April 4, 2019 - TCO
TCO reports significant reduction in opioid pain medication prescriptions
Twin Cities Orthopedics announced today that its efforts to reduce patient opioid reliance following an orthopedic procedure have resulted in a significant reduction in pain medication prescriptions, improved safe disposal habits of unused medications, while maintaining high patient satisfaction levels.
TCO began the program in spring 2017, and has since surveyed and tracked 3,000 patients’ prescription counts, satisfaction levels as well as disposal habits of unused pain medications. The program’s early findings gave TCO insights to establish formal opioid prescribing practices and protocols in February 2018, to give its physicians prescription guidelines for various orthopedic procedures.
In addition to providing clearer guidelines for its doctors, the program also gave resources to educate patients on the safe disposal of unused pain medications as well as alternative pain management solutions — such as icing and ibuprofen, physical therapy and counseling.
“TCO prides itself on being a world-class leader on innovative approaches to orthopedic and patient care, and this program is an extension of our company values and speaks to how our team strives to be the difference for our patients,” said Troy Simonson, CEO of TCO. “The well-being of our patients is always our primary focus, and this initiative supports and educates patients on more effective and safer approaches to pain management with minimal reliance pain medications.”
TCO Chief Medical Officer Gary Wyard, MD, who oversaw TCO’s prescription protocols, says the lack of extensive research around dosing for acuity of surgical procedures was the basis for creating TCO’s opioid practices and protocols.

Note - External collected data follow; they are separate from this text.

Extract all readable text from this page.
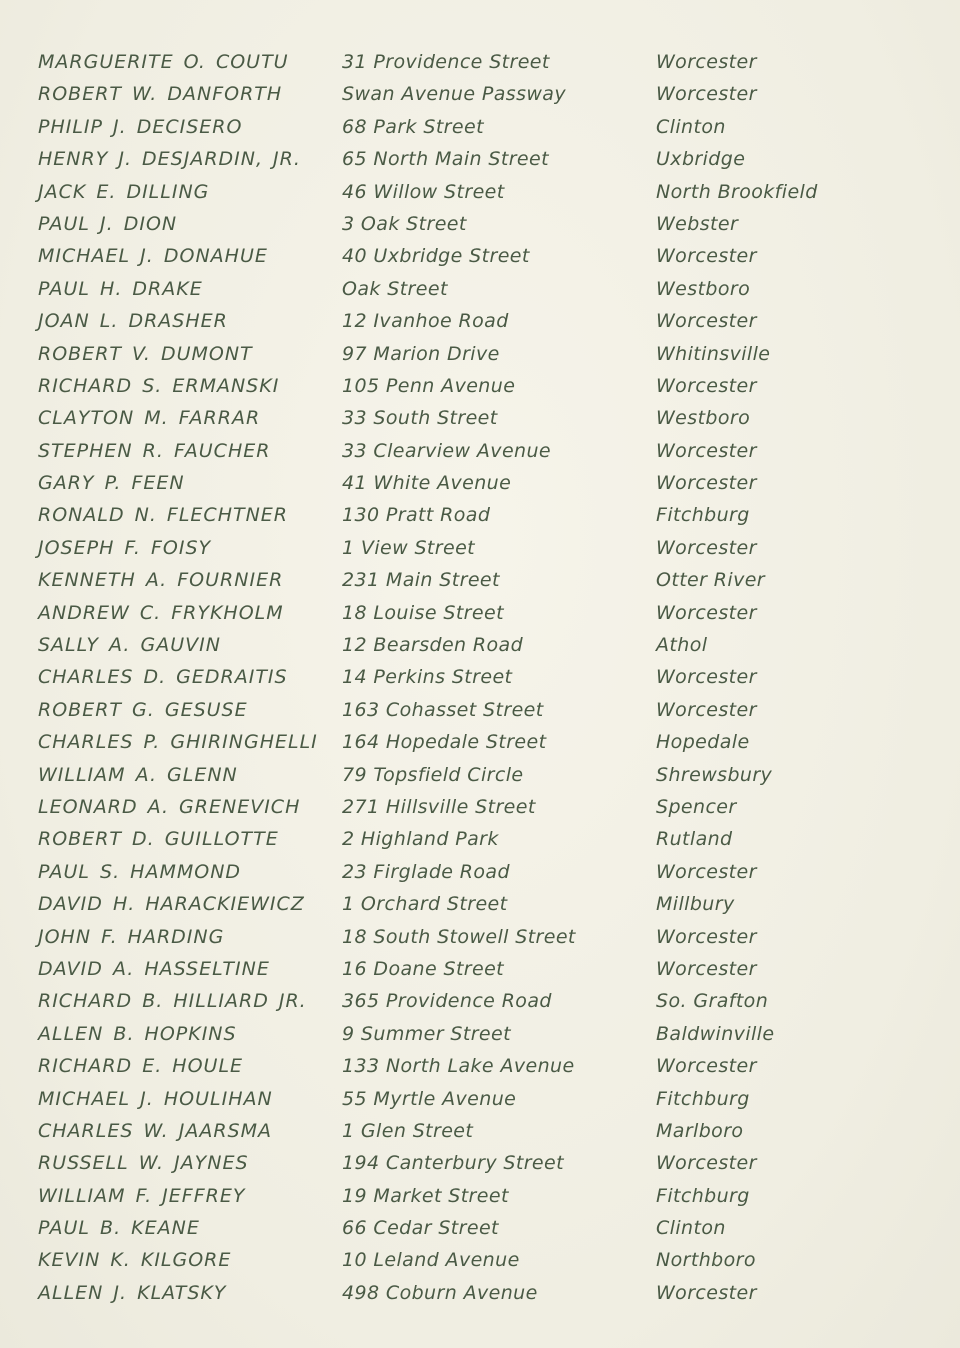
MARGUERITE O. COUTU	31 Providence Street	Worcester
ROBERT W. DANFORTH	Swan Avenue Passway	Worcester
PHILIP J. DECISERO	68 Park Street	Clinton
HENRY J. DESJARDIN, JR. 65 North Main Street	Uxbridge
JACK E. DILLING	46 Willow Street	North Brookfield
PAUL J. DION	3 Oak Street	Webster
MICHAEL J. DONAHUE	40 Uxbridge Street	Worcester
PAUL H. DRAKE	Oak Street	Westboro
JOAN L. DRASHER	12 Ivanhoe Road	Worcester
ROBERT V. DUMONT	97 Marion Drive	Whitinsville
RICHARD S. ERMANSKI	105 Penn Avenue	Worcester
CLAYTON M. FARRAR	33 South Street	Westboro
STEPHEN R. FAUCHER	33 Clearview Avenue	Worcester
GARY P. FEEN	41 White Avenue	Worcester
RONALD N. FLECHTNER	130 Pratt Road	Fitchburg
JOSEPH F. FOISY	1 View Street	Worcester
KENNETH A. FOURNIER	231 Main Street	Otter River
ANDREW C. FRYKHOLM	18 Louise Street	Worcester
SALLY A. GAUVIN	12 Bearsden Road	Athol
CHARLES D. GEDRAITIS	14 Perkins Street	Worcester
ROBERT G. GESUSE	163 Cohasset Street	Worcester
CHARLES P. GHIRINGHELLI 164 Hopedale Street	Hopedale
WILLIAM A. GLENN	79 Topsfield Circle	Shrewsbury
LEONARD A. GRENEVICH 271 Hillsville Street	Spencer
ROBERT D. GUILLOTTE	2 Highland Park	Rutland
PAUL S. HAMMOND	23 Firglade Road	Worcester
DAVID H. HARACKIEWICZ 1 Orchard Street	Millbury
JOHN F. HARDING	18 South Stowell Street	Worcester
DAVID A. HASSELTINE	16 Doane Street	Worcester
RICHARD B. HILLIARD JR. 365 Providence Road	So. Grafton
ALLEN B. HOPKINS	9 Summer Street	Baldwinville
RICHARD E. HOULE	133 North Lake Avenue	Worcester
MICHAEL J. HOULIHAN	55 Myrtle Avenue	Fitchburg
CHARLES W. JAARSMA	1 Glen Street	Marlboro
RUSSELL W. JAYNES	194 Canterbury Street	Worcester
WILLIAM F. JEFFREY	19 Market Street	Fitchburg
PAUL B. KEANE	66 Cedar Street	Clinton
KEVIN K. KILGORE	10 Leland Avenue	Northboro
ALLEN J. KLATSKY	498 Coburn Avenue	Worcester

“Historically, physician prescribing guidelines were based off what provider mentors advised or what the provider felt was appropriate for pain management of the patient,” Wyard said. “Our approach was to bring teams of our physicians together to align on recommendations to best advise surgeons as to how patients are taking medications, how their pain is managed and alternatives the patients are using for pain control.”
The guidelines resulted in a 61 percent reduction in pills prescribed, a 62 percent drop in prescription strength, and a doubling of safe disposal habits of unused medications.
Among the key findings, according to physicians and patient surveys, as well as patient charts, is a positive reduction in the prescribing of pain medications across a variety of orthopedic procedures. At the start of the program in 2017, TCO reported prescribing on average 41 pills per patient, while in 2018, the pills prescribed dropped to an average of 16 per patient. Notably, nearly half (46 percent) of the patients who had outpatient surgery received zero pain medication prescriptions.
This drop in prescriptions is also reflected in a 62 percent reduction in average overall prescription strength to 110 morphine equivalent units (MEU) during the last year, down from a 293 MEU average in 2017.
Safe pain management
Wyard notes the prescription reduction is a major success story, as patients opted to use TCO-recommended safe pain management alternatives.
“These are encouraging signs that patients can manage their pain by further understanding and putting to practice alternative pain management solutions,” Wyard said. “We are proud of these results and our focus is to continue to monitor and evolve the prescribing practices, make ongoing adjustments, while continuing to measure and track patient-reported pain and satisfaction.”
Pain and satisfaction levels
Importantly, the reduction in prescriptions did not impact the patients’ pain levels: The patients surveyed who received fewer pain medications reported a lower pain level — averaging around a 2 on a scale out of 10, with zero representing no pain — and a higher satisfaction level, averaging nearly 9 out of 10, with 10 representing highest satisfaction.
As part of the program, TCO also created materials to educate patients on how to safely and properly dispose of unused medications, which contributed to a doubling of safer disposal habits of unused medications, compared to previous surveys.